The WISeR model operates as a pre-treatment decision process, a departure from post-pay audits. While CMS touts the program as a way to incorporate private sector innovations and expedite prior authorizations, concerns have been raised regarding the potential for incentivizing denials, as model participants receive a percentage of savings from averted wasteful care. Critics highlight that similar technology models in the private sector have led to increased automatic denials without sufficient regard for patient need. Despite these concerns, CMS emphasizes that participating companies must employ clinicians to validate technologically driven determinations, and licensed clinicians, not machines, will make final decisions on denials. The model is being piloted in six states: New Jersey, Ohio, Oklahoma, Texas, Arizona, and Washington.
Challenges and the Path Forward for AI Reimbursement
Despite the promise of these new models, significant challenges remain in fully integrating AI into Medicare's payment systems. One major hurdle is the lack of a clear Medicare benefit category for many AI services, as statutory categories often do not encompass software as a service (SaaS) or algorithm-driven tools. Even when billing codes exist, regional Medicare Administrative Contractors (MACs) typically determine pricing, leading to inconsistencies across regions and limiting widespread adoption. Policymakers are grappling with how to appropriately price AI, whether payments should be separate or bundled, and how to account for AI's ability to augment clinicians and automate tasks, potentially altering the time estimates central to valuing clinical services.

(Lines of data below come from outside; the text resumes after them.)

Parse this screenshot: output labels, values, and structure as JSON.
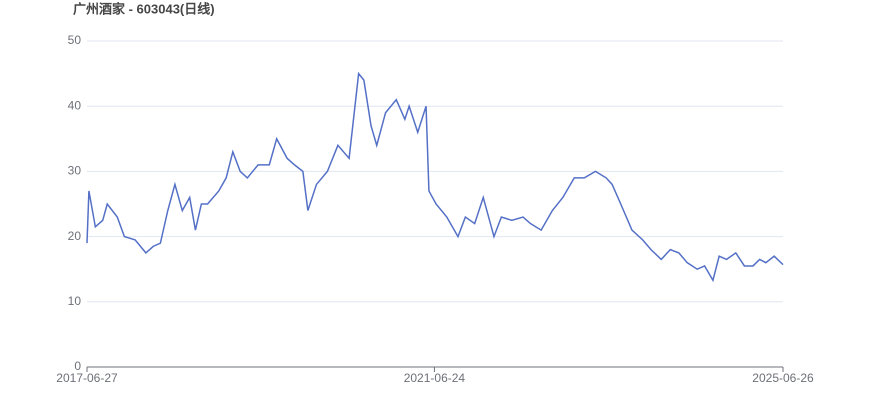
{
  "chart_data": {
    "type": "line",
    "title": "广州酒家 - 603043(日线)",
    "x": [
      "2017-06-27",
      "2017-07-05",
      "2017-08-01",
      "2017-09-01",
      "2017-09-20",
      "2017-11-01",
      "2017-12-01",
      "2018-01-15",
      "2018-03-01",
      "2018-04-01",
      "2018-05-01",
      "2018-06-01",
      "2018-07-01",
      "2018-08-01",
      "2018-09-01",
      "2018-09-25",
      "2018-10-20",
      "2018-11-15",
      "2019-01-01",
      "2019-02-01",
      "2019-03-01",
      "2019-04-01",
      "2019-05-01",
      "2019-06-15",
      "2019-08-01",
      "2019-09-01",
      "2019-10-15",
      "2019-11-15",
      "2019-12-20",
      "2020-01-10",
      "2020-02-15",
      "2020-04-01",
      "2020-05-15",
      "2020-07-01",
      "2020-08-10",
      "2020-09-01",
      "2020-10-01",
      "2020-10-25",
      "2020-12-01",
      "2021-01-15",
      "2021-02-20",
      "2021-03-10",
      "2021-04-15",
      "2021-05-20",
      "2021-06-01",
      "2021-07-01",
      "2021-08-15",
      "2021-10-01",
      "2021-11-01",
      "2021-12-10",
      "2022-01-15",
      "2022-03-01",
      "2022-04-01",
      "2022-05-15",
      "2022-07-01",
      "2022-08-01",
      "2022-09-15",
      "2022-11-01",
      "2022-12-15",
      "2023-02-01",
      "2023-03-15",
      "2023-05-01",
      "2023-06-15",
      "2023-07-10",
      "2023-08-15",
      "2023-10-01",
      "2023-11-15",
      "2023-12-20",
      "2024-02-01",
      "2024-03-10",
      "2024-04-15",
      "2024-05-20",
      "2024-07-01",
      "2024-08-01",
      "2024-09-05",
      "2024-10-01",
      "2024-11-01",
      "2024-12-10",
      "2025-01-15",
      "2025-02-20",
      "2025-03-20",
      "2025-04-15",
      "2025-05-20",
      "2025-06-26"
    ],
    "values": [
      19,
      27,
      21.5,
      22.5,
      25,
      23,
      20,
      19.5,
      17.5,
      18.5,
      19,
      24,
      28,
      24,
      26,
      21,
      25,
      25,
      27,
      29,
      33,
      30,
      29,
      31,
      31,
      35,
      32,
      31,
      30,
      24,
      28,
      30,
      34,
      32,
      45,
      44,
      37,
      34,
      39,
      41,
      38,
      40,
      36,
      40,
      27,
      25,
      23,
      20,
      23,
      22,
      26,
      20,
      23,
      22.5,
      23,
      22,
      21,
      24,
      26,
      29,
      29,
      30,
      29,
      28,
      25,
      21,
      19.5,
      18,
      16.5,
      18,
      17.5,
      16,
      15,
      15.5,
      13.3,
      17,
      16.5,
      17.5,
      15.5,
      15.5,
      16.5,
      16,
      17,
      15.7
    ],
    "color": "#5470c6",
    "xlim": [
      "2017-06-27",
      "2025-06-26"
    ],
    "xticks": [
      "2017-06-27",
      "2021-06-24",
      "2025-06-26"
    ],
    "ylim": [
      0,
      50
    ],
    "yticks": [
      0,
      10,
      20,
      30,
      40,
      50
    ],
    "grid": true
  }
}
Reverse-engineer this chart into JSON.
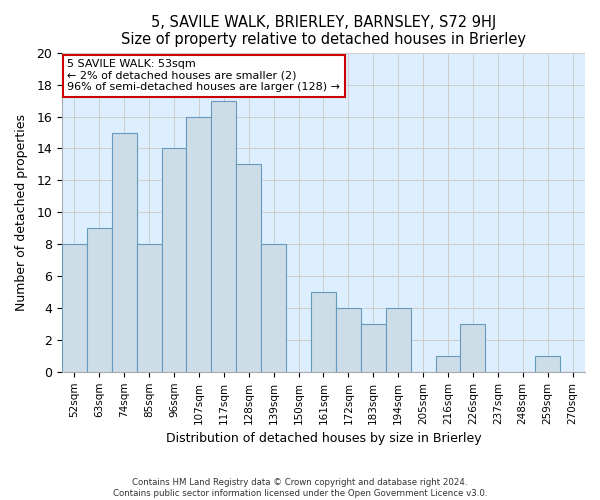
{
  "title": "5, SAVILE WALK, BRIERLEY, BARNSLEY, S72 9HJ",
  "subtitle": "Size of property relative to detached houses in Brierley",
  "xlabel": "Distribution of detached houses by size in Brierley",
  "ylabel": "Number of detached properties",
  "footer_line1": "Contains HM Land Registry data © Crown copyright and database right 2024.",
  "footer_line2": "Contains public sector information licensed under the Open Government Licence v3.0.",
  "categories": [
    "52sqm",
    "63sqm",
    "74sqm",
    "85sqm",
    "96sqm",
    "107sqm",
    "117sqm",
    "128sqm",
    "139sqm",
    "150sqm",
    "161sqm",
    "172sqm",
    "183sqm",
    "194sqm",
    "205sqm",
    "216sqm",
    "226sqm",
    "237sqm",
    "248sqm",
    "259sqm",
    "270sqm"
  ],
  "values": [
    8,
    9,
    15,
    8,
    14,
    16,
    17,
    13,
    8,
    0,
    5,
    4,
    3,
    4,
    0,
    1,
    3,
    0,
    0,
    1,
    0
  ],
  "bar_color": "#ccdde8",
  "bar_edge_color": "#6699bb",
  "ylim": [
    0,
    20
  ],
  "yticks": [
    0,
    2,
    4,
    6,
    8,
    10,
    12,
    14,
    16,
    18,
    20
  ],
  "annotation_box_text_line1": "5 SAVILE WALK: 53sqm",
  "annotation_box_text_line2": "← 2% of detached houses are smaller (2)",
  "annotation_box_text_line3": "96% of semi-detached houses are larger (128) →",
  "annotation_box_color": "#ffffff",
  "annotation_box_edge_color": "#cc0000",
  "grid_color": "#cccccc",
  "background_color": "#ddeeff"
}
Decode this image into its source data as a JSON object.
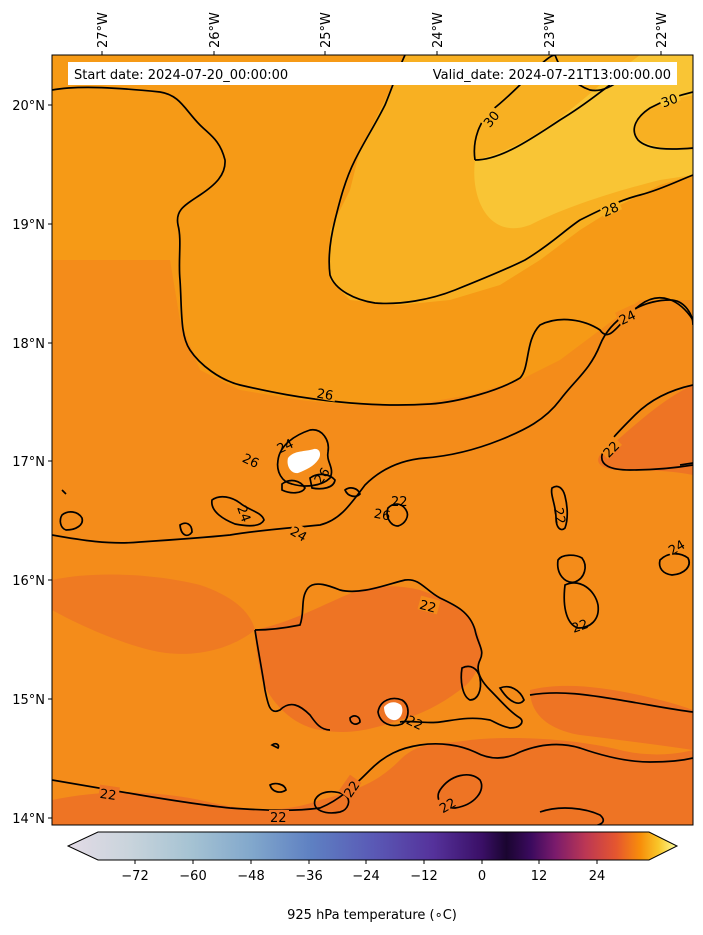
{
  "header": {
    "start_date": "Start date: 2024-07-20_00:00:00",
    "valid_date": "Valid_date: 2024-07-21T13:00:00.00"
  },
  "axes": {
    "lon_labels": [
      "27°W",
      "26°W",
      "25°W",
      "24°W",
      "23°W",
      "22°W"
    ],
    "lat_labels": [
      "20°N",
      "19°N",
      "18°N",
      "17°N",
      "16°N",
      "15°N",
      "14°N"
    ]
  },
  "contour_labels": [
    "30",
    "30",
    "28",
    "24",
    "26",
    "24",
    "26",
    "26",
    "24",
    "24",
    "22",
    "26",
    "22",
    "22",
    "24",
    "22",
    "22",
    "22",
    "22",
    "22",
    "22",
    "22"
  ],
  "colorbar": {
    "title": "925 hPa temperature (∘C)",
    "ticks": [
      "−72",
      "−60",
      "−48",
      "−36",
      "−24",
      "−12",
      "0",
      "12",
      "24"
    ]
  },
  "chart_data": {
    "type": "heatmap",
    "variable": "925 hPa temperature",
    "units": "°C",
    "lon_range": [
      -27.4,
      -21.7
    ],
    "lat_range": [
      13.95,
      20.4
    ],
    "contour_levels": [
      22,
      24,
      26,
      28,
      30
    ],
    "colorbar_range": [
      -82,
      34
    ],
    "colormap": "inferno",
    "colors": {
      "t22": "#ee7424",
      "t24": "#f48c1a",
      "t26": "#f69a16",
      "t28": "#f8b022",
      "t30": "#f9c535",
      "missing": "#ffffff"
    }
  }
}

To address these issues, legislative efforts like the Health Tech Investment Act, introduced in April 2025, aim to establish a dedicated pathway for Medicare to reimburse algorithm-based healthcare services (ABHS). This act proposes defining ABHS as a distinct service category, requiring CMS to place qualifying AI services into a "New Technology" Ambulatory Payment Classification (APC), and guaranteeing at least five years of separate reimbursement. Such reforms are crucial to provide clarity and predictability for medical device companies and accelerate the adoption of AI-enabled devices that enhance diagnostics and treatment. Furthermore, the shift towards value-based payment models is seen as a more effective way to incorporate AI advancements without increasing low-value spending.